Dorothy Wordsworth was born in Cockermouth, Cumberland. She was the third of five children. Dorothy spent her childhood with various relatives. Ann Cookson of Penrith, her mother, died when Dorothy was six. "I know," she later wrote in her journals, "that I received much good that I can trace back to her." Dorothy's father, John Wordsworth, an attorney, died when she was just twelve. He died intestate, his affairs in chaos, at which time, Dorothy was removed from boarding-school. Due to her parents' untimely deaths, she did not spend much time with her brothers, as she was forced to move frequently. At the age of fifteen, she went to her grandparents in Penrith and met her brothers again. However, she was not to see much of them before she was 23. From 17 to 22, she lived at Forncett Rectory, Norfolk, where her mother's brother, William Cookson, took her in. She enjoyed her life in Norfolk more than at her grandmother's house. She read, wrote, and improved her French. After the winter of 1793/4, she continued to stay in various other places.
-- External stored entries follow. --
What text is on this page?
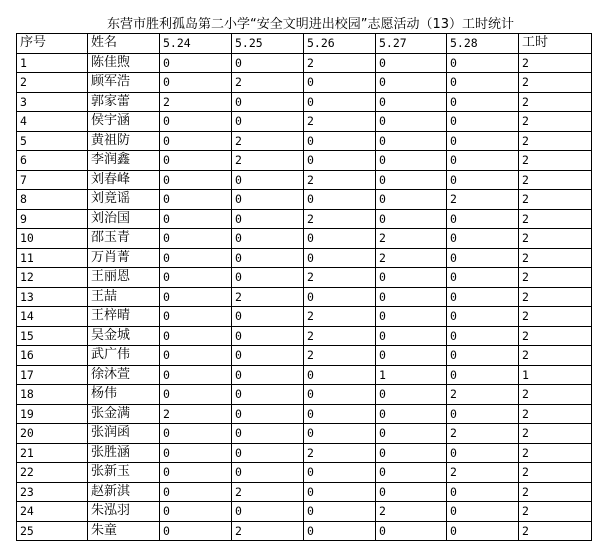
东营市胜利孤岛第二小学“安全文明进出校园”志愿活动（13）工时统计
序号	姓名	5.24	5.25	5.26	5.27	5.28	工时
1	陈佳煦	0	0	2	0	0	2
2	顾军浩	0	2	0	0	0	2
3	郭家蕾	2	0	0	0	0	2
4	侯宇涵	0	0	2	0	0	2
5	黄祖防	0	2	0	0	0	2
6	李润鑫	0	2	0	0	0	2
7	刘春峰	0	0	2	0	0	2
8	刘竟谣	0	0	0	0	2	2
9	刘治国	0	0	2	0	0	2
10	邵玉青	0	0	0	2	0	2
11	万肖菁	0	0	0	2	0	2
12	王丽恩	0	0	2	0	0	2
13	王喆	0	2	0	0	0	2
14	王梓晴	0	0	2	0	0	2
15	吴金城	0	0	2	0	0	2
16	武广伟	0	0	2	0	0	2
17	徐沐萱	0	0	0	1	0	1
18	杨伟	0	0	0	0	2	2
19	张金满	2	0	0	0	0	2
20	张润函	0	0	0	0	2	2
21	张胜涵	0	0	2	0	0	2
22	张新玉	0	0	0	0	2	2
23	赵新淇	0	2	0	0	0	2
24	朱泓羽	0	0	0	2	0	2
25	朱童	0	2	0	0	0	2
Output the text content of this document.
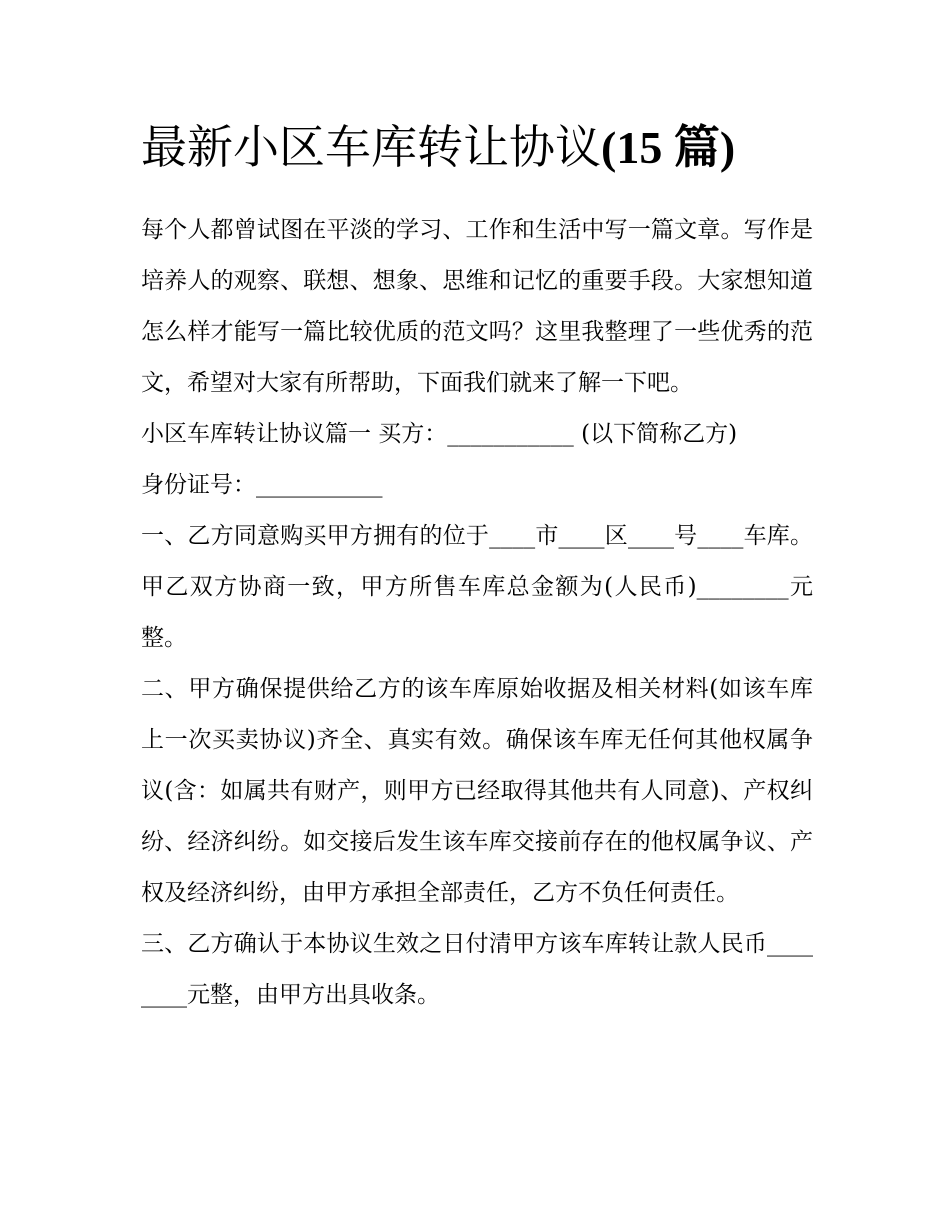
最新小区车库转让协议(15 篇)

每个人都曾试图在平淡的学习、工作和生活中写一篇文章。写作是培养人的观察、联想、想象、思维和记忆的重要手段。大家想知道怎么样才能写一篇比较优质的范文吗？这里我整理了一些优秀的范文，希望对大家有所帮助，下面我们就来了解一下吧。

小区车库转让协议篇一 买方：___________ (以下简称乙方)
身份证号：___________

一、乙方同意购买甲方拥有的位于____市____区____号____车库。甲乙双方协商一致，甲方所售车库总金额为(人民币)________元整。

二、甲方确保提供给乙方的该车库原始收据及相关材料(如该车库上一次买卖协议)齐全、真实有效。确保该车库无任何其他权属争议(含：如属共有财产，则甲方已经取得其他共有人同意)、产权纠纷、经济纠纷。如交接后发生该车库交接前存在的他权属争议、产权及经济纠纷，由甲方承担全部责任，乙方不负任何责任。

三、乙方确认于本协议生效之日付清甲方该车库转让款人民币________元整，由甲方出具收条。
Wordsworth began writing in about 1795, when she shared a house in Dorset with her brother, William. At Alfoxden, Somerset, she became friends with the poet Samuel Taylor Coleridge, traveling with him and William in Germany (1798-99), where they had lodgings in Goslar. Coleridge spent a good deal of time in the University city of Göttingen. For the journey she bought a notebook, which she used for her daily affairs. It contained, among others things, lists of the clothes, from shirts and nightcaps to fur items, that she would need in the cold winter, and also a list of groceries—bread, milk, sugar, and rum. In Alfoxden, she started her first journal, and then kept several other journals of her travels and expeditions. Her thoughts and writings were an important source of stimulation for Coleridge and William. The three of them, Colridge, William, and Dorothy, were often referred to as one being, as they exhibited so many of the same thoughts and beliefs.
With her brother, Dorothy occasionally played a curious game; they would lie down next to each other outdoors, pretending to be in their graves. Some biographers have speculated about a strong mutual attraction between the two. William's poems, such as "Lines" and "To My Sister," give no hint of any incestuous attraction, but do express his happiness, when she accompanies him on the walking trips. They two of them were very close in spirit and mind.
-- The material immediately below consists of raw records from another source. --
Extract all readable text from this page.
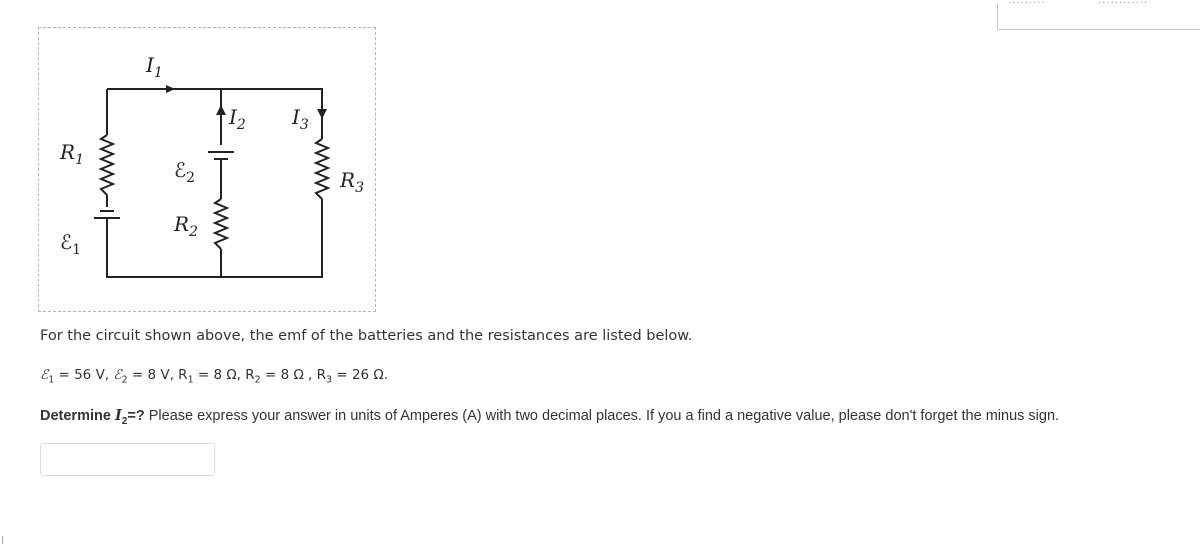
·········	············
$I_1$
$I_2$ $I_3$
$R_1$
$R_2$
$R_3$
ℰ$_1$
ℰ$_2$
For the circuit shown above, the emf of the batteries and the resistances are listed below.
ℰ$_1$ = 56 V, ℰ$_2$ = 8 V, $R_1 = 8$ Ω, $R_2 = 8$ Ω , $R_3 = 26$ Ω.
Determine $I_2=$? Please express your answer in units of Amperes (A) with two decimal places. If you a find a negative value, please don't forget the minus sign.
In 1799, Dorothy settled with her brother in Dove Cottage, Grasmere, in the Lake District. It was her first real and constant home since her mother died. In 1802, William married Mary Hutchinson, who was Dorothy's best friend. The marriage was happy but Dorothy was too hysterical to attend the wedding. A few days before the marriage she wrote to her friend: "I have long loved Mary Hutchinson as a Sister, and she is equally attached to me this being so, you will guess that I look forward with perfect happiness to the Connection between us, but happy, as I am, I half dread that concentration of all tender feelings, past, present, and future will come up me on the wedding morning."
When Thomas De Quincey met William at Grasmere in 1807, he also made the acquaintance of Dorothy. In the household also lived Mrs. Wordsworth, two children, and one servant. De Quincey was impressed by the Lake District, with its small fields, miniature meadows, and solitude, and noticed Dorothy's strong and maternal influence on William.
Dorothy remained in Grasmere, the Lake District, until 1813, when she moved to nearby Rydal. In 1829, she became ill and was obliged to lead the life of an invalid. From 1835, she developed arteriosclerosis and for the remaining twenty years, she suffered from mental problems, possibly originating in a thiamin deficiency. Due to outbreaks and fits, she often played with a bowl of soapsuds and hid from visitors. Dorothy Wordsworth died in Rydal Mount on January 25, 1855.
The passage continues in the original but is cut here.